GroupBorrowersMedian debt incl. PLUS
All borrowers42$11,175

Repayment Burden at Modern Welding School

The indicators below describe what the typical debt costs to pay back at Modern Welding School.

Student Loan Default Rates at Modern Welding School

The default rate measures how many borrowers fall behind and ultimately fail to repay their federal loans. Two-year cohort default-rate data for Modern Welding School appears below.

MetricValue
2-year cohort default rate22.5%
Borrowers in the cohort120

A lower default rate generally signals that graduates earn enough to manage their loan payments.

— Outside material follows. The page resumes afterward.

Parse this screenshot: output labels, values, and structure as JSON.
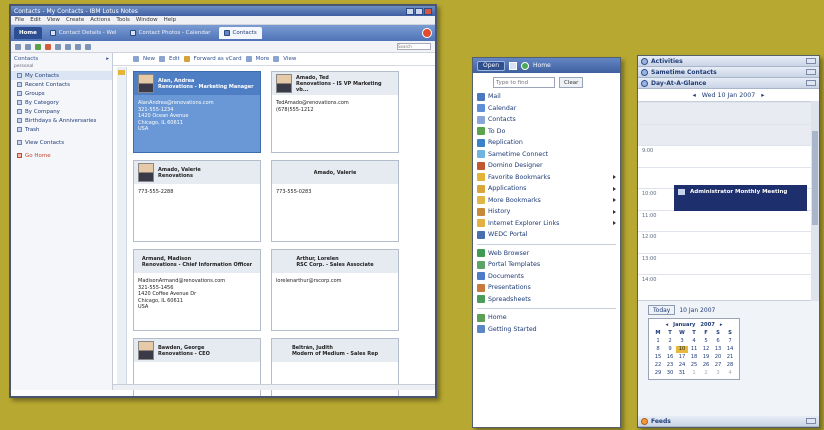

Who Borrows the Most at Modern Welding School

Borrowing varies by family income, by first-generation status, and by dependency status.

By Family Income

Income tierMedian federal debt
Low income$7,019
Middle income$5,500
High income$5,500

First-Gen vs Continuing-Gen Borrowing

CohortMedian federal debt
First-generation students$6,734
Continuing-generation students$5,500

By Dependency Status

CohortMedian federal debt
Dependent students$5,500
Independent students$9,500

Calculated Equity Indicators for Modern Welding School

Federal data publishes the following gap measures for Modern Welding School.

What to Know Before You Borrow

Subsidized vs. Unsubsidized Loans

With an unsubsidized loan, interest starts adding up the day the loan is disbursed, including during school. Subsidized loans, by contrast, do not accrue interest while you are enrolled at least half-time, which makes them the less expensive option when you qualify.

Did You Know?

Unlike most other debt, federal student loans generally survive bankruptcy — and unpaid balances can lead to wage garnishment — so borrow only what you truly need.

References

More about our data sources and methodologies.